The threat actor behind this campaign is believed to operate a phishing-as-a-service (PhaaS) platform, offering a toolkit that enables attackers to create fake login pages and distribute phishing emails en masse. The service includes tools for bypassing email security filters, hiding malicious links, and automating credential theft operations.
Since early 2020, Morphing Meerkat has evolved into a global threat, targeting victims across industries—especially professionals in finance and enterprise software firms. Their phishing kits are now capable of impersonating 114 different email and service provider brands, including Gmail, Yahoo, Outlook, AOL, and Office 365.
What makes this phishing infrastructure particularly dangerous is its use of DNS MX records to dynamically load fake login pages that match the victim’s email provider. This technique delivers highly tailored attacks that appear legitimate and are hard to detect.
How Morphing Meerkat’s Phishing-as-a-Service Platform Works
Infoblox’s analysis reveals that Morphing Meerkat leverages compromised WordPress websites and open redirect vulnerabilities within adtech ecosystems to trick users into opening malicious links. The phishing pages themselves are dynamically translated using JavaScript, adapting the content to match the victim’s browser language, further boosting the scam’s credibility.

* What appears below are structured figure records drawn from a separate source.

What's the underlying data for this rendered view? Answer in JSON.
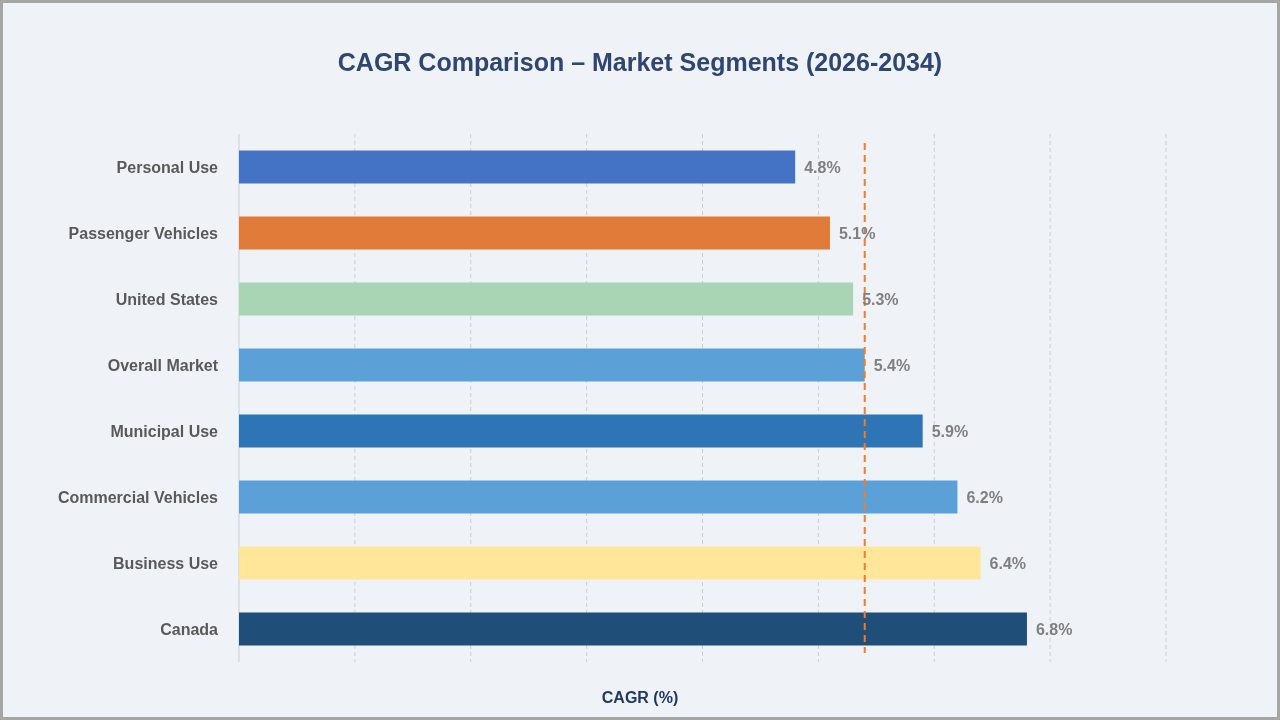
{
  "chart_data": {
    "type": "bar",
    "orientation": "horizontal",
    "title": "CAGR Comparison – Market Segments (2026-2034)",
    "xlabel": "CAGR (%)",
    "categories": [
      "Personal Use",
      "Passenger Vehicles",
      "United States",
      "Overall Market",
      "Municipal Use",
      "Commercial Vehicles",
      "Business Use",
      "Canada"
    ],
    "values": [
      4.8,
      5.1,
      5.3,
      5.4,
      5.9,
      6.2,
      6.4,
      6.8
    ],
    "colors": [
      "#4472c4",
      "#e07b39",
      "#a9d5b5",
      "#5ba1d7",
      "#2e75b6",
      "#5ba1d7",
      "#ffe699",
      "#1f4e79"
    ],
    "value_labels": [
      "4.8%",
      "5.1%",
      "5.3%",
      "5.4%",
      "5.9%",
      "6.2%",
      "6.4%",
      "6.8%"
    ],
    "xlim": [
      0,
      8
    ],
    "xticks": [
      {
        "value": 0,
        "label": null
      },
      {
        "value": 1,
        "label": null
      },
      {
        "value": 2,
        "label": null
      },
      {
        "value": 3,
        "label": null
      },
      {
        "value": 4,
        "label": null
      },
      {
        "value": 5,
        "label": null
      },
      {
        "value": 6,
        "label": null
      },
      {
        "value": 7,
        "label": null
      },
      {
        "value": 8,
        "label": null
      }
    ],
    "grid": "x",
    "tick_labels": "y",
    "ref_lines": [
      {
        "axis": "x",
        "value": 5.4,
        "color": "#ed7d31",
        "line_style": "dashed"
      }
    ]
  }
}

The infrastructure appears to be centrally managed, with most traffic routed through just two internet service providers—iomart in the UK and HostPapa in the US. This centralized behavior, along with consistent phishing kit patterns seen over five years, points to a single operator behind the PhaaS service.
To lure victims, attackers often impersonate trusted brands and services, including shipping companies and financial institutions. The phishing emails typically feature generic logos of email providers, paired with scare tactics like account suspension warnings or urgent delivery updates, compelling users to click on malicious links.
Advanced Evasion and Delivery Techniques
Morphing Meerkat’s phishing platform makes it tough for security tools to detect and block its campaigns. Instead of directly linking to phishing sites, attackers embed URLs to compromised domains, use popular link shorteners, or rely on free hosting platforms. They also abuse redirection mechanisms found in Google’s DoubleClick ad network, taking advantage of open redirect flaws to conceal the true destination.
The kit automatically detects a target’s email provider using DNS MX record lookups and then loads customized phishing pages accordingly. DNS-over-HTTPS (DoH) services from Cloudflare and Google are used to perform these lookups discreetly, avoiding detection by traditional network monitoring tools.
Credential Theft and Data Exfiltration
Once a victim submits their login details, the stolen credentials are transmitted back to the attackers through multiple channels. These include email dropboxes, PHP scripts on the phishing sites, AJAX-based remote transfer tools, and real-time communication through webhooks and chat platforms.
This multi-channel exfiltration method ensures the stolen data reaches the threat actor even if one channel is blocked or disrupted. Given the scope and technical depth of this campaign, Morphing Meerkat’s platform represents one of the most advanced phishing services currently in circulation.